Rachel Reeves’s Budget will pile pressure on renters – ‘people can’t take much more’ | Politics | News

Rachel Reeves’s Budget will pile pressure on renters by driving up rents and forcing landlords out of the market, industry leaders have claimed, with one warning: “People can’t take much more.” The stark verdict came after the Chancellor confirmed a 2% increase in income tax on rental profits from April 2027, lifting the basic, higher and additional rates to 22%, 42% and 47%.

Announced in yesterday’s statement in the Commons, the rise ends months of speculation and lands alongside the Renters’ Rights Bill, which will ban no-fault evictions and extend notice periods. Matt Hutchinson, director of flatshare site SpareRoom, said the tax raid could be the final blow for many landlords.

Mr Hutchinson said: “There’s a very real risk landlords facing reduced profit margins will pass this on to tenants by increasing rents, which are already at record highs.

“Tenants have no protections from market volatility and too many people spend 40-50% of their income on rent. People can’t take much more.”
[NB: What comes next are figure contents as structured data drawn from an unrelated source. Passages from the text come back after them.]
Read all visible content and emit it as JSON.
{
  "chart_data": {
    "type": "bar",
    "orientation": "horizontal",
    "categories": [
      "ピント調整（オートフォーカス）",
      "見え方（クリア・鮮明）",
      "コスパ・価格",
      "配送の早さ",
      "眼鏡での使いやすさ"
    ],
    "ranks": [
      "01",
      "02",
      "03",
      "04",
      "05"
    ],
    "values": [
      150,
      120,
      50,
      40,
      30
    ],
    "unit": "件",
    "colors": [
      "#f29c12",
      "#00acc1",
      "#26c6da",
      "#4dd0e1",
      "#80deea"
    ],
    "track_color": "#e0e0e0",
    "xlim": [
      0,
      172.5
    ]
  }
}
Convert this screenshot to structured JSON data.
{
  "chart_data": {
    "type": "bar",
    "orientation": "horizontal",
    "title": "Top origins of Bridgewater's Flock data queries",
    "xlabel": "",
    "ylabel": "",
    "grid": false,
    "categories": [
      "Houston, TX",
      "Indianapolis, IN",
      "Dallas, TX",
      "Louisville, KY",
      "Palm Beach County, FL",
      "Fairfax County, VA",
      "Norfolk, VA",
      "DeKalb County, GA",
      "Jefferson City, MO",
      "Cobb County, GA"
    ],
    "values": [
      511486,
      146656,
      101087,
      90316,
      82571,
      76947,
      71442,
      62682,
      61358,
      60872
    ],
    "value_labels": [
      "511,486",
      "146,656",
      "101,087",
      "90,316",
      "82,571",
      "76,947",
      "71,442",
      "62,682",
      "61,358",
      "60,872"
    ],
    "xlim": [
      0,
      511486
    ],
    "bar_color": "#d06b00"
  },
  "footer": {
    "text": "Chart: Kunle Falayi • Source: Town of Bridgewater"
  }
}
He called it “the straw that breaks the camel’s back” and added: “Driving landlords out the sector in the middle of a supply crisis that’s keeping rents unaffordably high helps no-one, least of all renters.”

Vann Vogstad, founder and CEO of COHO – one of the UK’s largest marketplaces for HMOs and professional rentals – said tenants would bear the true cost.

Mr Vogstad said: “It will be the tenants as well as landlords who pay the price for the Chancellor’s move. This tax hike, especially when coupled with the upcoming Renters’ Rights Bill reforms, will inevitably result in higher rents. That’s just basic economics.”

He warned that landlords unable to raise rents sufficiently would sell, handing the market to corporate giants.

Mr Vogstad continued: “In the cases where tenants can’t afford the rent, landlords will be forced to sell. This won’t help renters onto the property ladder as demand for housing remains strong and prices are unlikely to fall meaningfully. Instead, we’ll see more properties acquired by large corporate landlords who prioritise shareholder value over tenant wellbeing.”

Mr Vogstad said HMOs – often the cheapest per-room option for younger and lower-paid workers – would suffer most because their higher yields of 12-18% (against 3-6% on standard buy-to-lets) mean a far bigger absolute tax hit.

Average private rents in England rose 8.8% in the year to October, according to the Office for National Statistics, with many tenants already spending half their take-home pay on housing.

Industry estimates suggest 100,000–150,000 private landlords have quit since 2016; the new tax is expected to accelerate the exodus.

Mr Vogstad said the Government should be encouraging new shared and purpose-built rental homes rather than “making landlords an easy political target”.

With the changes delayed until the 2027/28 tax year, landlords have 18 months to raise rents or sell – a window that will only tighten supply further.